You should find that a local-tests
directory has been created, and inside it are a record of any local tests you’ve run. Navigate to the output
folder of your test, and check what files have been created. There are assorted log files, as well as a .ROOT
file called something like 00012345_00006789_1.DATA.ROOT
.
Let’s open this .root
file and check if everything worked correctly. Similar to what we did earlier, run root -l 00012345_00006789_1.DATA.ROOT
to open ROOT with that ntuple loaded, and view the contents by running TBrowser b
(or otherwise). Take a little time to look around, and make sure everything’s in order.
Useful resources
If you encounter problems while creating a real production, here are a few good places to ask for help:
For issues with options files, try the DaVinci Mattermost channel or the lhcb-davinci mailing list
For issues with info.yaml
files, or anything else to do with the Analysis Productions framework, try the Analysis Productions Mattermost channel, or contact the Analysis Productions coordinator(s) (see here to find out who they are).
Creating a merge request
Now that we’ve tested all of our changes and are sure that everything’s working as intended, we can prepare to submit them to the main repository by creating a merge request. Start by commiting the changes:
git add dv_basic.py
git add info.yaml
git add README.md
git commit -m "Add starterkit example production"
And then push the changes with
git push origin ${USER}/starterkit-practice
Once this has completed, it should give you a link to create a merge request for your new branch. Open it in a browser, and give it a suitable name & description - also please add the Starterkit (not for merge)
label! For a real production please ensure you follow the instructions in the merge request description template. Then you can submit your merge request.
Since this is only for practice, your request won’t actually be merged, but some tests will still be run automatically. To view these, go to the Pipelines tab of your merge request, and open it by clicking the pipeline number (eg. “#1958388”). At the bottom, you will see a test
job - click on this, and it will show you the output of the test jobs. These will take a little time to complete, so it may still be in progress. The first few lines should look something like:
Running with gitlab_runner_api 0.1.dev42+g457dbd5
INFO:Creating new pipeline for ID 1958388
ALWAYS:Results will be available at https://lhcb-analysis-productions.web.cern.ch/1958388/
You can open that link in your browser to view the status of the test jobs (example here). After a few minutes, these should have completed - all being well, you’ve now successfully prepared your first production!
Analysis Productions Data
We have created a standalone Python package, APD, which can be used to help you access your Analysis Productions output. At the bottom of a job output page you can find an example of how to do this.
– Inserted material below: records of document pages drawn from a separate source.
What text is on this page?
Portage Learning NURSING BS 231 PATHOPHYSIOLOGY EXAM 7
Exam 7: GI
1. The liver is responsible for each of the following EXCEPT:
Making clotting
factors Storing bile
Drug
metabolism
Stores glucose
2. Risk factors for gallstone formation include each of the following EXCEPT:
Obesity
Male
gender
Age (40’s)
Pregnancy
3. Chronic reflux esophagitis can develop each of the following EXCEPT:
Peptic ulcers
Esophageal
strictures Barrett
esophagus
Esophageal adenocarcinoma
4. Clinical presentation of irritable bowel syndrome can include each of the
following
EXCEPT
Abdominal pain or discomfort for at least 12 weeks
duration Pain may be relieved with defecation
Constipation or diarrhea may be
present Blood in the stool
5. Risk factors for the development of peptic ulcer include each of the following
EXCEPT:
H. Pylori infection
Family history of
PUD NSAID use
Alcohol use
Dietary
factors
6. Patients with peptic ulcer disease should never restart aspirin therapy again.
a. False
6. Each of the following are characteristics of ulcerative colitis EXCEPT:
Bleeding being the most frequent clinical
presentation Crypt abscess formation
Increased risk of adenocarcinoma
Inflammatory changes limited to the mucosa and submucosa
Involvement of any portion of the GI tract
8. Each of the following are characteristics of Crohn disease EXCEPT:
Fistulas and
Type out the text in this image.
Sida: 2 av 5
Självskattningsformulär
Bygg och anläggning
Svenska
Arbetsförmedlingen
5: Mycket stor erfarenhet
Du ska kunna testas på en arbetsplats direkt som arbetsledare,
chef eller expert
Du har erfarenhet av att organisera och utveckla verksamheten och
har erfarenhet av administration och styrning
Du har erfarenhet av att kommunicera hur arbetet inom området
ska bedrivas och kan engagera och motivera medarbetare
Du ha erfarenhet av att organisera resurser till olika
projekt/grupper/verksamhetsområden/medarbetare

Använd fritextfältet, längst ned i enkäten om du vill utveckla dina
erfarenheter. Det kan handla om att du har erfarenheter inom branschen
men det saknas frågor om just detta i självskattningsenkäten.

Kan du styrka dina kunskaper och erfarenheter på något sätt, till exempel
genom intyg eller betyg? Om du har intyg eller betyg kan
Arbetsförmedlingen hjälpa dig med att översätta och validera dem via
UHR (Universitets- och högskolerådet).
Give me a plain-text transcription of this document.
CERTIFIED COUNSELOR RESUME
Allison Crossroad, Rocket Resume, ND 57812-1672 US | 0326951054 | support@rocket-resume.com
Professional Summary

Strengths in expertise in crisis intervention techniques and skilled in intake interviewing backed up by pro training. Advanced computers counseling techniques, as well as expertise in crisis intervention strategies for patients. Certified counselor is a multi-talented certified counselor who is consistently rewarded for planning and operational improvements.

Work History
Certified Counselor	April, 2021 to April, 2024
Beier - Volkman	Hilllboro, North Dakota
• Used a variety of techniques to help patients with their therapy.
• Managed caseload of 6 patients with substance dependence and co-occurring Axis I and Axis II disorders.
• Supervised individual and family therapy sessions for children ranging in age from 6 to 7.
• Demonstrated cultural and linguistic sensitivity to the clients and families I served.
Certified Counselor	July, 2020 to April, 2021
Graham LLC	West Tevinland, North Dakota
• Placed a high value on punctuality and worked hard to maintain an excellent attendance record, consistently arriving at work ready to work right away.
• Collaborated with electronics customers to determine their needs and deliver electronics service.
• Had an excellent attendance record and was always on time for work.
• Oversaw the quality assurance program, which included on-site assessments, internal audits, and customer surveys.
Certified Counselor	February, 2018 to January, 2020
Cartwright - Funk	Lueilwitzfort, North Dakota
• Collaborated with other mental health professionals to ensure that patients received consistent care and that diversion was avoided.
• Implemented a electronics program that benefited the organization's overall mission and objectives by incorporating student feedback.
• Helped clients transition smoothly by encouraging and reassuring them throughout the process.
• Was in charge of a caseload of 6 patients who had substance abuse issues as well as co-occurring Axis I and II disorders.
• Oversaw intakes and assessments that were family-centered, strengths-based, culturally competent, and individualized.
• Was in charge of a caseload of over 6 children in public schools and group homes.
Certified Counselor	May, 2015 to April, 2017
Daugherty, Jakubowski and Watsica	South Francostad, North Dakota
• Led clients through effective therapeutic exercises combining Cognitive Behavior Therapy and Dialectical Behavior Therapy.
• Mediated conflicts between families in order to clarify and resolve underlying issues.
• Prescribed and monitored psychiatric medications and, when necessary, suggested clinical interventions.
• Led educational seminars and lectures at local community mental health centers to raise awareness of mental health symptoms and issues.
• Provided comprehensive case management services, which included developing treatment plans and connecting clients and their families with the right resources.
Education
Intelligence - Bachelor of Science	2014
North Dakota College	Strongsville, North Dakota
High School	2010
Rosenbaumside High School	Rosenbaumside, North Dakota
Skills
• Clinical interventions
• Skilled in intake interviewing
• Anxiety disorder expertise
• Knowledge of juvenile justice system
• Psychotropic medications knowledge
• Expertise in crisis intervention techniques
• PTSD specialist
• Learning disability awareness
For this starterkit example we could do
from apd import AnalysisData
datasets = AnalysisData("apd", "starterkit")
24c4_magdown_data = datasets(name="bu2jpsik_24c4_magdown")
This will create 24c4_magdown_data
as a list of all the PFNs for the output of this job. You could then access these using your preferred kind of Python based ROOT.
Next steps for real productions
As mentioned earlier, your test productions for this lesson won’t be merged since this is only for practice purposes. If this were a real production, there would be some extra steps to take before merging.
You should try to reach out to anyone else who may also want to use these ntuples, and see if they’d like to add or change anything. This is usually done through your working group (either by email, or for new productions, by presenting at a WG meeting). For this, you can start by getting in touch with your WG conveners (see here to find out who they are).
In addition, the Analysis Productions coordinator(s) may also have some feedback on your additions/changes.